Buddhism

May We Gather: Multi-Part Public Speaker Series on Asian American Buddhist Historical Recovery and Resilience

Funie Hsu | Associate Professor, American Studies | San José State University

Duncan Williams | Professor of Religion and East Asian Languages & Cultures and Director of the USC Shinso Ito Center for Japanese Religions and Culture | USC

Chenxing Han | Independent Scholar

May We Gather began in spring 2021 as a response to anti-Buddhist and anti-Asian violence and erasure. We are now planning for a major in-person pilgrimage in spring 2024 to mark the three-year memorial date of the Atlanta shootings. As educators, we find it particularly meaningful that May We Gather has been taught in a numerous of educational contexts, from high school, college, and divinity school classrooms to Buddhist temples and inter-religious communities. For the purposes of this APARRI Working Group, our aim is to increase the educational impact of the spring 2024 pilgrimage by organizing a multi-part speaker series in the winter of
2023/2024 on Asian American Buddhist Historical Recovery and Resilience.

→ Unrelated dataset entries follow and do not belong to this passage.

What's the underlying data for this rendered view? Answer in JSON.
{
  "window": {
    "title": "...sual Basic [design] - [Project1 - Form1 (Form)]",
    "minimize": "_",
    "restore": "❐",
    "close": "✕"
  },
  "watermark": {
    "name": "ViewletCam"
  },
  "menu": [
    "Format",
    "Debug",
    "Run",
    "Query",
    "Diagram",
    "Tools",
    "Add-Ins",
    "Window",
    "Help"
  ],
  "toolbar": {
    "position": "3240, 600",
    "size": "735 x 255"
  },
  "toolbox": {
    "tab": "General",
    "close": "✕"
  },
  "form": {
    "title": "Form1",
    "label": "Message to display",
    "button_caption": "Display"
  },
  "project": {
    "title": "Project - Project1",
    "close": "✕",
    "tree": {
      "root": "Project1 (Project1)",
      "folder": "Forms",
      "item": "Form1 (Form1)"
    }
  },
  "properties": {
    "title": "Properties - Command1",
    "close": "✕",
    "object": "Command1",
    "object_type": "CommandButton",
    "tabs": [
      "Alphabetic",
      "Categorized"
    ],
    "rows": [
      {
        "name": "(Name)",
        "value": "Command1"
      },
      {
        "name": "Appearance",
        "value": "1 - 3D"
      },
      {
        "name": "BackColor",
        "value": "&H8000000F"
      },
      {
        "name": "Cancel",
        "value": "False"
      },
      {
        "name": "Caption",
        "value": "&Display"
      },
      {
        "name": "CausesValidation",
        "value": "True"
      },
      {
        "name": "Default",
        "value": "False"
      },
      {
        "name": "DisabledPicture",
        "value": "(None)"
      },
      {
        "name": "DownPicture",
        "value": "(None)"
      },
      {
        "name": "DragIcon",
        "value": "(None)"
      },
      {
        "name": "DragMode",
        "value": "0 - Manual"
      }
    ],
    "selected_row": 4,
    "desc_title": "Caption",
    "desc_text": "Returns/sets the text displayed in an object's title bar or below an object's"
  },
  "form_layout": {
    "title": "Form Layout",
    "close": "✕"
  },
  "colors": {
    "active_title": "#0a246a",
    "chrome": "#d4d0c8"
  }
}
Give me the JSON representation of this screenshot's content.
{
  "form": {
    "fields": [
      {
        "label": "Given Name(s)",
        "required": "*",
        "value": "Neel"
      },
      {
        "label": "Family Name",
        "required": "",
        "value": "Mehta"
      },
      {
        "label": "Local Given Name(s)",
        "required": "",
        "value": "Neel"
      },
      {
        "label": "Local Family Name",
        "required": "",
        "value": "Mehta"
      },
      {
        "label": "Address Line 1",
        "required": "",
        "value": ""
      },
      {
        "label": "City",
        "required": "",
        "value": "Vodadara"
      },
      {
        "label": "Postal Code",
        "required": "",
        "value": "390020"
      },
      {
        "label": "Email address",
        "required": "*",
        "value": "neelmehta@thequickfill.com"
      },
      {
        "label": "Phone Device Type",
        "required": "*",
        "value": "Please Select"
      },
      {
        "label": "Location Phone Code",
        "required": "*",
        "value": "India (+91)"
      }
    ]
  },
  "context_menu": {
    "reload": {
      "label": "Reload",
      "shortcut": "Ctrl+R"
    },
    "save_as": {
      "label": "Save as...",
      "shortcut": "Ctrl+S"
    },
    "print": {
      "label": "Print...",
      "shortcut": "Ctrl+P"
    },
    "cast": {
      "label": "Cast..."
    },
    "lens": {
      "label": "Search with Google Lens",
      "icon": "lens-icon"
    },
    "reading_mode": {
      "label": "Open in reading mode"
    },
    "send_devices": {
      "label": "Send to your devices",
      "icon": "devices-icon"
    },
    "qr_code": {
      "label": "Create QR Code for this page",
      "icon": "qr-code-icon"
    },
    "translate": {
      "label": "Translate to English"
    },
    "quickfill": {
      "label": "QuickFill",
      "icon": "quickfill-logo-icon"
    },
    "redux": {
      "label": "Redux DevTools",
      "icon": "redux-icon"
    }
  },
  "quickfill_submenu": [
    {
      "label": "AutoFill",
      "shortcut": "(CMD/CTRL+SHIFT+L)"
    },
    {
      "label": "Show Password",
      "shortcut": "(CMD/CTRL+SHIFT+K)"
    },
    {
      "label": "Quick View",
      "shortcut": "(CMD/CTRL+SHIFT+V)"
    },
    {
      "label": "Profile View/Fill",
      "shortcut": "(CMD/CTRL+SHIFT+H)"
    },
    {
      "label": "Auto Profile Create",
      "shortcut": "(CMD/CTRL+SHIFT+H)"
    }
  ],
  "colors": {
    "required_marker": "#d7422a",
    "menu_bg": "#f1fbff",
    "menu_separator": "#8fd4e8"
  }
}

Spiritual Beliefs and Buddhist Practices: Narratives of Survival, Aging, and Community-Building Among Cambodian American Women in Long Beach, California

Sophea Seng
Assistant Professor, Asian American Studies
California State University Long Beach

Out of the turmoil of war, displacement, and resettlement, over the past four decades, Cambodian refugees have rebuilt lives through the vehicle of Buddhism. Drawing upon participant observation and ethnographic life histories with Cambodian survivors, this project explore the key role of women refugees in sustaining the community through Buddhist practices. The central question is: How does religion mediate Cambodian women refugees’ sense of community belonging, as well as their relationship with the “homeland” and wider diaspora? In Cambodia, one of the first institutions the Khmer Rouge destroyed was Buddhism. Out of 65,000, fewer than 100 monks survived the 1975-79 Khmer Rouge genocide in which 1.7 million perished. From the time that Cambodia fell to the Khmer Rouge, those in exile sponsored monks in order to rebuild temples and restore a sense of community. Even though some Cambodians have converted to Christianity, Theravada Buddhist temples remain places where community thrives.